Featured photo: The 2016 Nufarm/Valent Pest Management Workshop was held at a lodge in the Grand Teton National Park.
It was a meeting of the turfgrass minds on June 14 and 15 at Grand Teton National Park, site of the 2016 Nufarm/Valent Pest Management Workshop. For two days, some of the turf industry’s top scientists and experts gathered in a conference room at the Jackson Lake Lodge in Moran, Wyoming, to discuss topics such as new management for problem pests, resistance management, industry and government trends, new technology, among other matters.
The brain trust included Bruce Clarke of Rutgers University; Shawn Askew of Virginia Tech; Bill Kreuser of the University of Nebraska; Pat Vittum of the University of Massachusetts; Jim Baird of the University of California-Riverside; Benjamin McGraw of Penn State University; Jim Brosnan of University of Tennessee; and Chris Williamson of the University of Wisconsin-Madison. A team of experts from Nufarm/Valent, including Jason Fausey, director of technical services for turf and ornamentals; Rick Fletcher, technical services manager; Joe Chamberlin, field development manager; David Frye, marketing and alliance manager; Steve Jedrzejek, marketing manager; and Greg Mattern, director of regulatory affairs, were also on hand.
Clarke, one of the nation’s top turf pathologists, said he was impressed that many of today’s fungicide labels dedicate adequate information on fungicide resistance to help educate turf managers.
“[Turf managers] realize that alternating chemistries and tank mixing is not only good for resistance management but also improves efficacy for a lot of diseases,” Clarke added.
Askew, a noted weed scientist, said that turf managers have made an extra effort to “figure out” resistance management with fungicides because of the cost associated with some of the products.
“But in the world of weeds, I still see a lot people using the same [herbicides],” he added.
Mattern noted that resistance management is one of the top issues being discussed at the Environmental Protection Agency (EPA).
“The EPA is sensitive to the fact that we need resistance management, and we need to protect the tools that we have,” he said.
The EPA’s status and the direction the agency is heading in the near future made for popular discussion during the workshop. Mattern said there are many new people working at the EPA because of turnover. In addition, he said the EPA staff is down about 30 percent in the last few years, although the workload isn’t.
“We run into a lot of inconsistencies with how things were looked at previously compared to how they are looked at now,” Mattern said.

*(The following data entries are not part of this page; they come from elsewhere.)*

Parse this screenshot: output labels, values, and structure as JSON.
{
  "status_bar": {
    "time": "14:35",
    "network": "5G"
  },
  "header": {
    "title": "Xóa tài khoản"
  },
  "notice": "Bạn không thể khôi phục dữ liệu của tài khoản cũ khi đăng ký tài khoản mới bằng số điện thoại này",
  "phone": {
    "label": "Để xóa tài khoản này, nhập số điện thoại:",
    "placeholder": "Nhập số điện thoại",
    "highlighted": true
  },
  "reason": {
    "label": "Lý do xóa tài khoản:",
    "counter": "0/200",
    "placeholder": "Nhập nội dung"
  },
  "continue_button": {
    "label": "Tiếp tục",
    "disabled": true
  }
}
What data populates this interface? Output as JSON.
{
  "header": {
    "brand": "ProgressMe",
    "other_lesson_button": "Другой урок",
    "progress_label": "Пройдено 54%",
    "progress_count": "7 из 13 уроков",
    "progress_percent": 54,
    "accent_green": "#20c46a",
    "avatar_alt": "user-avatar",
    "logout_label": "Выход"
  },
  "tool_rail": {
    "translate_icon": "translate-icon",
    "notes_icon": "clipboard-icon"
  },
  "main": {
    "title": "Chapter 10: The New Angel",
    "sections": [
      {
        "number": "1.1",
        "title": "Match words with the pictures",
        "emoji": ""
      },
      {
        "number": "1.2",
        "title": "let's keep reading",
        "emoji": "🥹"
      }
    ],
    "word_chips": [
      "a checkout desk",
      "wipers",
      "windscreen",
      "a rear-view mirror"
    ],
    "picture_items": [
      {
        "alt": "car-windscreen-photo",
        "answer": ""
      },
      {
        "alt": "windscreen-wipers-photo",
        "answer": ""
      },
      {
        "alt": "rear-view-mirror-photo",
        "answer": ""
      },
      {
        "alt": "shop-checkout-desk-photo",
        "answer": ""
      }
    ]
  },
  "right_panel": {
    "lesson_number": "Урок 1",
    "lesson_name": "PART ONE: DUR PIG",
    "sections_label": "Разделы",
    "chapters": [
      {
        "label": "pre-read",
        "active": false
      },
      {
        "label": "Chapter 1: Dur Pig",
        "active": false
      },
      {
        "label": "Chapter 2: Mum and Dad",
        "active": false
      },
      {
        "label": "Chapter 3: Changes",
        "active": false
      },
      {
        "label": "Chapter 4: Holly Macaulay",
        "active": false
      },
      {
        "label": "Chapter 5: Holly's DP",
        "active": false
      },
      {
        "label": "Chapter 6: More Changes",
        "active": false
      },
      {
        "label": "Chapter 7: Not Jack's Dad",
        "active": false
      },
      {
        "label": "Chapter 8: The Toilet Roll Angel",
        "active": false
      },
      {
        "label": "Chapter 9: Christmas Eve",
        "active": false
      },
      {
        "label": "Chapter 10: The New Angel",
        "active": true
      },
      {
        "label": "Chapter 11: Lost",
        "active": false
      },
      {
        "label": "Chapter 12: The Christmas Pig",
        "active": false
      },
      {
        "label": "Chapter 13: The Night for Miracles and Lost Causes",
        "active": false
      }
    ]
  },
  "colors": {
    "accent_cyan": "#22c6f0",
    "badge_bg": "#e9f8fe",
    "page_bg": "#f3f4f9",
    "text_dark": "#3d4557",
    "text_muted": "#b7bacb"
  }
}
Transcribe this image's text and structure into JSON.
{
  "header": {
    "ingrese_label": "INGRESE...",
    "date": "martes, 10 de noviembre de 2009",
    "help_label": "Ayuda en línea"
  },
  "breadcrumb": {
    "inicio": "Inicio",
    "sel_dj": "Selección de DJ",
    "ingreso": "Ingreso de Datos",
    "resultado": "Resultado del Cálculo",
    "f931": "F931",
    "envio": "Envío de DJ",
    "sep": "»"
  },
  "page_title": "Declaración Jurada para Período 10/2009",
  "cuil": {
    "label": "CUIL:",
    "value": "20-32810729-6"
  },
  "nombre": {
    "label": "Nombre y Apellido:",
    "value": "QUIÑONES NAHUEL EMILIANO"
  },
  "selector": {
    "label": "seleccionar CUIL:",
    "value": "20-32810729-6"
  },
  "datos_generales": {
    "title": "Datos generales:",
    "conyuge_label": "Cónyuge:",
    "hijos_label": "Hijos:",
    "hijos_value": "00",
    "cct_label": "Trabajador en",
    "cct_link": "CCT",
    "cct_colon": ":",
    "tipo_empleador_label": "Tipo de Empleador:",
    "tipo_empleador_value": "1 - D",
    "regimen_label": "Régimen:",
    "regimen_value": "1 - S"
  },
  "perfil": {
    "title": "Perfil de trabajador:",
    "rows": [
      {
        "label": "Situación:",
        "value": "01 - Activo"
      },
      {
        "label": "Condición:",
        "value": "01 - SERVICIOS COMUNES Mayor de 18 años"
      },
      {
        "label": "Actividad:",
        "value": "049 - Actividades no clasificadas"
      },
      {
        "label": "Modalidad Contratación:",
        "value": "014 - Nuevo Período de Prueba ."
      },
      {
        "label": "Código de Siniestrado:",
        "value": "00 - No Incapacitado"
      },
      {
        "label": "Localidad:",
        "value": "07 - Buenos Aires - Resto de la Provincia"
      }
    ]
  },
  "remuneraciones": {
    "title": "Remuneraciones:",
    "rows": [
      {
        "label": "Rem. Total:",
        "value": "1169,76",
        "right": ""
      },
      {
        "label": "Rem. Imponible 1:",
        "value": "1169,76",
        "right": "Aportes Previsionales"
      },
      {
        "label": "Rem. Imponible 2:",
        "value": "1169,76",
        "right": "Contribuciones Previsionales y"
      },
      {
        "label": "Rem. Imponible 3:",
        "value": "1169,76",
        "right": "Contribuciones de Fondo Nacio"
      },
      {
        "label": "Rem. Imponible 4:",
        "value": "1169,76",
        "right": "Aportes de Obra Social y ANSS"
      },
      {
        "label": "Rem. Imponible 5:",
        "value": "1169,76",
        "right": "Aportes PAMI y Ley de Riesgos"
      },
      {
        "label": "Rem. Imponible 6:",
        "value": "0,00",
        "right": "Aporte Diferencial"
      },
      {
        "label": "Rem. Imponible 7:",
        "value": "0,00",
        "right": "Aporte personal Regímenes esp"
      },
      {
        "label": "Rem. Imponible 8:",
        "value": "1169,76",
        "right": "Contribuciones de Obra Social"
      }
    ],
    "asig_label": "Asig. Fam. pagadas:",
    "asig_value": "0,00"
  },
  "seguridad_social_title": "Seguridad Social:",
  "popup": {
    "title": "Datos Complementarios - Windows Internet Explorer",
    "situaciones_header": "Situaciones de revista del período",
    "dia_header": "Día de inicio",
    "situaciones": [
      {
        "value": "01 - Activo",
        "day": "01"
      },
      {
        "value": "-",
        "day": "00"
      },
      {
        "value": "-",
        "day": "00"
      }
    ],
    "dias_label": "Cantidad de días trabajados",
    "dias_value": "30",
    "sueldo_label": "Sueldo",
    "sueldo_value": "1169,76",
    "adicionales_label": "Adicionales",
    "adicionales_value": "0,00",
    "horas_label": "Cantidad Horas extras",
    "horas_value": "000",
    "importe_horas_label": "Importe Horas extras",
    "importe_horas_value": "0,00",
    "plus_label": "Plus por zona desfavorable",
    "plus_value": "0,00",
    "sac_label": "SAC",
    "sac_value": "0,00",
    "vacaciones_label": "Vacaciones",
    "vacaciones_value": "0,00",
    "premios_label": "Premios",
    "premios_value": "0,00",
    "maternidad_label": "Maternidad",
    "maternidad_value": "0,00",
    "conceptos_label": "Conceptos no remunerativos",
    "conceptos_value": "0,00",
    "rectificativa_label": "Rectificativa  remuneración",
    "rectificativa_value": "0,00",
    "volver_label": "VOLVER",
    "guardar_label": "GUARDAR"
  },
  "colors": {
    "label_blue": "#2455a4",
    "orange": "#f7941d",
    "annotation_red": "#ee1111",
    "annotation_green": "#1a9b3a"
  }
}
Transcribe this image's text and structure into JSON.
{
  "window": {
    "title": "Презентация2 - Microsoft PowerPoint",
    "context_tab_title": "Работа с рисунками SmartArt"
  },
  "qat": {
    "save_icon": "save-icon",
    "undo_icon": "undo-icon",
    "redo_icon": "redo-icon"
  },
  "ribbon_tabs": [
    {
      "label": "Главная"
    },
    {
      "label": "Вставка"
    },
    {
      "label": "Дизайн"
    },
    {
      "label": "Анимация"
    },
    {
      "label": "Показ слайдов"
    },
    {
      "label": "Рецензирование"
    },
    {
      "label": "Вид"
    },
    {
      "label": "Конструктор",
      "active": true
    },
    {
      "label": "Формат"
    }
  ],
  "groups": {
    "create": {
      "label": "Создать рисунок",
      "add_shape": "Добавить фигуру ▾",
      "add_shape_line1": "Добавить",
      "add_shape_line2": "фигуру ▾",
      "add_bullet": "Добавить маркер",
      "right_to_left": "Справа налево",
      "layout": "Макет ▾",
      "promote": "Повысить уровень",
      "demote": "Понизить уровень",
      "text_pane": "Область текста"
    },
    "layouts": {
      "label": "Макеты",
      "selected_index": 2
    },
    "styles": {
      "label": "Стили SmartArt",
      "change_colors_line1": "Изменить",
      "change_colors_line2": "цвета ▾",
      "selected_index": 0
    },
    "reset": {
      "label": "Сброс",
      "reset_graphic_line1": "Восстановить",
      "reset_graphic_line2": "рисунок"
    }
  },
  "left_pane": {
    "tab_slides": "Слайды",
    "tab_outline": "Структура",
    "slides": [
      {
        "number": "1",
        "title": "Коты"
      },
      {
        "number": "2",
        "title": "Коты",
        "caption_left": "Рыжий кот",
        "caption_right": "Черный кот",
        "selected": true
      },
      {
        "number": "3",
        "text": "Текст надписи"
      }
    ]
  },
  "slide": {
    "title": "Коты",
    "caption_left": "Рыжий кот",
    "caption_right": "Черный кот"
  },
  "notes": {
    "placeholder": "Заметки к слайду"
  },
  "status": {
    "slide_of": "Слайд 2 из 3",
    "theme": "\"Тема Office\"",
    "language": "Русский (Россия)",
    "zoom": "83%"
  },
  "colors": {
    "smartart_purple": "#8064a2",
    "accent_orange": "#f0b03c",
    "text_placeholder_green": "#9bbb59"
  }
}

In light of increased regulatory pressures that could soon come the turf industry’s way, the impact of biopesticides was also discussed. Clarke said he has evaluated several biofungicides over the years that are “fairly effective” at controlling specific diseases, especially when tank mixed with conventional fungicides. Clarke noted that a biofungicide he has evaluated is “very effective” for summer patch suppression. When combined with certain strobilurin-based fungicides, it works better than the strobilurin alone when treating certain diseases.
“But most, if not all, of the biofungicides that we have evaluated break down under high-pressure situations,” Clarke added.
Vittum discussed using nematodes to biologically control white grubs.
“Various kinds of nematodes are specific to the kinds of insects they will attack,” she said. “You can have success with one of those species of white grubs but you have to pay attention to all the details.”
Giving an example of paying attention to details, Vittum cited Golf Course Superintendent Jeff Carlson’s grub control program at the Vineyard Golf Club on Martha’s Vineyard, where Carlson isn’t allowed to use pesticides.
“Jeff has figured out what it takes to make those nematodes work in the field,” she said. “He applies at least a quarter inch of water right before the application. Then he makes the nematode application and follows with another quarter inch of water. That’s what you have to do to make it work.”
On the second day of the conference, scientists and experts convened in small groups to talk about specific issues related to certain pests. Brosnan, Baird and Askew talked about the trend of Southern weeds moving into Northern regions because of warmer temperatures.
“We have far more kyllinga in Tennessee than we ever have,” Brosnan said, noting the weed is mostly found in South Carolina, Florida and Mississippi.
Askew said kyllinga and goosegrass have crept into the upper Mid-Atlantic states.
“I had one [mid-Atlantic-based] superintendent tell me (jokingly) that the South was getting back at them because of the Civil War,” Askew said with a chuckle.